Libya Benghazi protests
A youth, with an RPG shell, uses his mobile phone as he walks out of the Rafalla al-Sihati brigade base, part of the Libyan army, after it was attacked by demonstrators in Benghazi city. - Reuters

Hours after Libyan protesters flushed out the Islamic militia from their stronghold Benghazi, two other militias are also to flee Derna.

The eastern city was a strong base for Islamic militant groups Abu Slim Brigade and Ansar al-Sharia.

The groups have announced that they would be disbanding following the recent protests by Libyan activists and government forces.

"The militia in Derna saw what happened last night and they decided: we will not kill our brothers.

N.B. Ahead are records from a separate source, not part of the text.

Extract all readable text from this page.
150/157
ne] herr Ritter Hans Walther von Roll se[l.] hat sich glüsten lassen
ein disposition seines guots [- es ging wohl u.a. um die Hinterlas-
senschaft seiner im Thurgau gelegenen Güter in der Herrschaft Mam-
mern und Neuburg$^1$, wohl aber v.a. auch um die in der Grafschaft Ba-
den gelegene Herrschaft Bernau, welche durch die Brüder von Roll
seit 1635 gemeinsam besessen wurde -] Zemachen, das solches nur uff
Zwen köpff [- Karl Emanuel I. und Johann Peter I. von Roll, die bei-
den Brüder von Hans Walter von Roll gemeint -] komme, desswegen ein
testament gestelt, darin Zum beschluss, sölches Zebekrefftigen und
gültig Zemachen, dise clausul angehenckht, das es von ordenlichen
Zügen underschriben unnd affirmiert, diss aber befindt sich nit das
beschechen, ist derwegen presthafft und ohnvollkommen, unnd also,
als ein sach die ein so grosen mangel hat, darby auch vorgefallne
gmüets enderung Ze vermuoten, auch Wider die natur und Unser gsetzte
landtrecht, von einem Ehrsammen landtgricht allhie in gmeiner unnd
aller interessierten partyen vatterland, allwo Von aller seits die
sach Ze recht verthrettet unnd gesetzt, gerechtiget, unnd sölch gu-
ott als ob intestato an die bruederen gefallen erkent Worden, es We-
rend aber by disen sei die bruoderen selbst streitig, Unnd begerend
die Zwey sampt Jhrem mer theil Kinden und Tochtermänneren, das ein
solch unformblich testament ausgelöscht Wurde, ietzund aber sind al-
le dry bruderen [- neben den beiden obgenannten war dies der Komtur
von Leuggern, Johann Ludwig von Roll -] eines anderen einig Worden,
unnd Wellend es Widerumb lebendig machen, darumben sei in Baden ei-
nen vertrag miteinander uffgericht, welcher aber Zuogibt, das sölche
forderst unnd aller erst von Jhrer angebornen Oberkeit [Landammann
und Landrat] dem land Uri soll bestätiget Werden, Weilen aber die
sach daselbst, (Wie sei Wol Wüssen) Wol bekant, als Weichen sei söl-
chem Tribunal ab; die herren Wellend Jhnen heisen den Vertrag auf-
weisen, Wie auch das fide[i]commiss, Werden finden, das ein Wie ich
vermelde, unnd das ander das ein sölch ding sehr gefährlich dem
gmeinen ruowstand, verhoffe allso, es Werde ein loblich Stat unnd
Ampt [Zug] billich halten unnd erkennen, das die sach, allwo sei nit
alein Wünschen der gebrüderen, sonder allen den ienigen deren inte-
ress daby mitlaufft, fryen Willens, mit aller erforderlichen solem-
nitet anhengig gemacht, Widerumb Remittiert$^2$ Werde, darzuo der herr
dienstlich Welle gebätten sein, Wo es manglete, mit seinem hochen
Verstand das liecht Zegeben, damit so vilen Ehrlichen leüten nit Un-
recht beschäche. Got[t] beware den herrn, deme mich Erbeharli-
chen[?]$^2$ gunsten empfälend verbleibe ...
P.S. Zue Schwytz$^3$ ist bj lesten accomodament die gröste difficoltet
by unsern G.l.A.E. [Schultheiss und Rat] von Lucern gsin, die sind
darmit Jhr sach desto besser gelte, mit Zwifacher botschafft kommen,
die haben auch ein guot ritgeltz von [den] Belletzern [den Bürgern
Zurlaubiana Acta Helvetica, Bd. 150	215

So they disbanded. They said they no longer exist as militias in Derna. They will go home and leave security to the interior ministry and army," Siraj Shennib, a linguistics professor who participated in the protests, told Reuters.

Before leaving the public buildings, a brief confrontation between protesters and militiamen was reported but it soon fizzled out when militants decided to vacate the region and not use force against the protesters.

"The people started coming because it has reached the limit. They are saying: we've had enough," he said. "It was a very peaceful operation. We are happy and we appreciate the effort the militias have done to save people from conflict."

Reports suggest that Derna was under constant watch by the protesters over the last two weeks before the demonstrations broke out. Derna was believed to be a prominent recruitment centre for Islamic militants where they were trained to carry out attacks in various countries. However, others contest this view.

The Islamic militia and the Libyan people became hostile to each other over the recent attack on the US consulate in Benghazi which was thought to be by Ansar al-Sharia. US ambassador to Libya Chris Stevens was among those killed in the attack.

At least 11 people were killed during the conflict when Ansar al-Sharia's compounds were stormed and close to 60 people were wounded.

Soon after evicting the militants, the protesters stormed pro-government buildings in the region mistaking them for militant-occupied places.